Elucidation of the cell-specific regulation of the novel human tumor gene NOT
Date issued
Authors
Editors
Journal Title
Journal ISSN
Volume Title
Publisher
License
Abstract
The human NOT gene is the homologue of the l(2)not gene from Drosophil and suggested to be relevant for diverse cellular processes including tumorous growth and N-glycosylation. This PhD thesis provides the first insight into the cell-specific mechanisms controlling the expression of the NOT gene. The first part focuses on the identification and characterization of NOT splice variants. This analysis revealed the existence of 17 NOT transcripts which, depending on the alternative first exon, can be separated into two groups. The transcripts NOT-1 and NOT-4 are translated. Most of the other NOT isoforms harbor premature stop codons and are degraded by the nonsense-mediated mRNA decay (NMD) pathway. The discovery of two different transcription start sites suggests the existence of two different NOT promoters that regulate the transcription of two pre-mRNAs from which all other isoforms are generated via alternative splicing.

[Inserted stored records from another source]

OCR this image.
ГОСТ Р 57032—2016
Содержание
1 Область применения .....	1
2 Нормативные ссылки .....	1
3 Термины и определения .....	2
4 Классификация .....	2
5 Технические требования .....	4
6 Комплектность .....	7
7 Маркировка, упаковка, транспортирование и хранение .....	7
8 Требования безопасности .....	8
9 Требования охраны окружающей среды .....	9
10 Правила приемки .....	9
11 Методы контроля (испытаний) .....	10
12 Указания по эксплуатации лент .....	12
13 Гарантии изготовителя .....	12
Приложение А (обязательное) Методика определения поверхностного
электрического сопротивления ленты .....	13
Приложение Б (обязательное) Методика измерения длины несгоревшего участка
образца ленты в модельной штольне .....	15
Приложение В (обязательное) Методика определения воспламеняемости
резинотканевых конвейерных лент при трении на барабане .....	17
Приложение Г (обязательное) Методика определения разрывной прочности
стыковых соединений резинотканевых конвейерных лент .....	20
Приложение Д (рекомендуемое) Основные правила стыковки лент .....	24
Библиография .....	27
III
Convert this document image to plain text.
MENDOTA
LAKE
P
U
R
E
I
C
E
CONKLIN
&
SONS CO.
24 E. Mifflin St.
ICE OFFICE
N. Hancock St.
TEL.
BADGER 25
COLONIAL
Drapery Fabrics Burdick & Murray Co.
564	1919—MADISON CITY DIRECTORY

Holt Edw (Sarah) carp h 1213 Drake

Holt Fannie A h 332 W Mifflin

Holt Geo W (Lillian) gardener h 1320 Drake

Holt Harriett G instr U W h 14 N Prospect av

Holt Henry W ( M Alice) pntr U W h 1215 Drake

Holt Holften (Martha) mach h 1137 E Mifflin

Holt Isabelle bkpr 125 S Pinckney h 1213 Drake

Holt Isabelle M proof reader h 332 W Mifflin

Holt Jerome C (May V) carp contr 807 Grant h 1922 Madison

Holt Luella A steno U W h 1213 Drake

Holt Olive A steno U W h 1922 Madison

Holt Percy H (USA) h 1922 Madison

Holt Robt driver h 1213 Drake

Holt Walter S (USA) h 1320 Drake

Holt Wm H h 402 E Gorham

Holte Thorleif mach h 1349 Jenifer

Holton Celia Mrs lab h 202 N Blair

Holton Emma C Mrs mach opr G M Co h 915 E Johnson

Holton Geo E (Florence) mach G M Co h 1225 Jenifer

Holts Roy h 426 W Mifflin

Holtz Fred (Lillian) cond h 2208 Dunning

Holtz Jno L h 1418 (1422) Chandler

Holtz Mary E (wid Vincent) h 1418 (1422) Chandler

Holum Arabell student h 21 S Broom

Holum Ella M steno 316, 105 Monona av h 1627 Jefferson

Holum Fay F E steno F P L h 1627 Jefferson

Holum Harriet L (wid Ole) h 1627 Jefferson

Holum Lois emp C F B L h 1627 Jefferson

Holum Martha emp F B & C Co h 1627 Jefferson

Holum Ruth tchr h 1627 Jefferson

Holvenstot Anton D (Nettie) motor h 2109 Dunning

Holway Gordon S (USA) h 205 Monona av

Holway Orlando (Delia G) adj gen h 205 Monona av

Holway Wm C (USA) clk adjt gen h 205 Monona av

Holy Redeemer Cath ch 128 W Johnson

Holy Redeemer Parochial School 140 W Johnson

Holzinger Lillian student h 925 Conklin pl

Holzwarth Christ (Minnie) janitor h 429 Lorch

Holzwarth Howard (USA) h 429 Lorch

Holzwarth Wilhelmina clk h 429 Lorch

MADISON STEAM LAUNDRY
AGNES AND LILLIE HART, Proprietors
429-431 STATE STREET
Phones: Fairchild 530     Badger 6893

The second part describes the identification of transcription factor binding sites within a putative 1.15kb NOT promoter region. Bioinformatics tools predicted 7 potential binding sites for the transcription factor EGR-1, 22 for NFκB, 16 for CREB, and 10 for MYCN. From these putative sites one EGR-1-binding site (nts 330-312), two MYCN-binding sites (nts 184-173 and 80-69), one CREB3-binding site (nts 217-206), and six NFκB binding sites (nts 973-951, 789-776, 768-755, 638-624, 339-330, and 223-214) were confirmed in vitro using the yeast one-hybrid, EMSA, ELISA, and affinity chromatography techniques. In vivo-binding analysis using chromatin immunoprecipitation (ChIP) showed cell-specific occupancy of the EGR-1 and MYCN binding elements, whereas CREB3 and NFκB bind in all investigated cell lines. In the case of NFκB, the number of occupied sites as well as the composition and phosphorylation of the bound NFκB dimers varies between cells. The ChIP results also showed that all NFκB signals are accompanied by signals of its cofactor RPS3. In accordance with previous results obtained in our laboratory, the data presented here substantiates the DNA binding of RPS3. Furthermore, the paralogue histone acetyltransferases CBP and p300, which are described as transcriptional coactivators of NFκB and EGR-1, are bound in all investigated cell lines. The impact of the detected protein-DNA interactions on NOT expression was assessed using RNAi (for EGR-1 and NFκB), pharmacological activation or inhibition of the respective transcription factor (TNFα and Parthenolide for NFκB, BFA for CREB3), or overexpression (CREB3). Comparative studies in murine cell lines identified homologues of the human splice variants and showed that the promoter architecture is identical. Moreover, the murine NOT gene is also regulated by NFκB, CREB3, CBP, p300, and RPS3.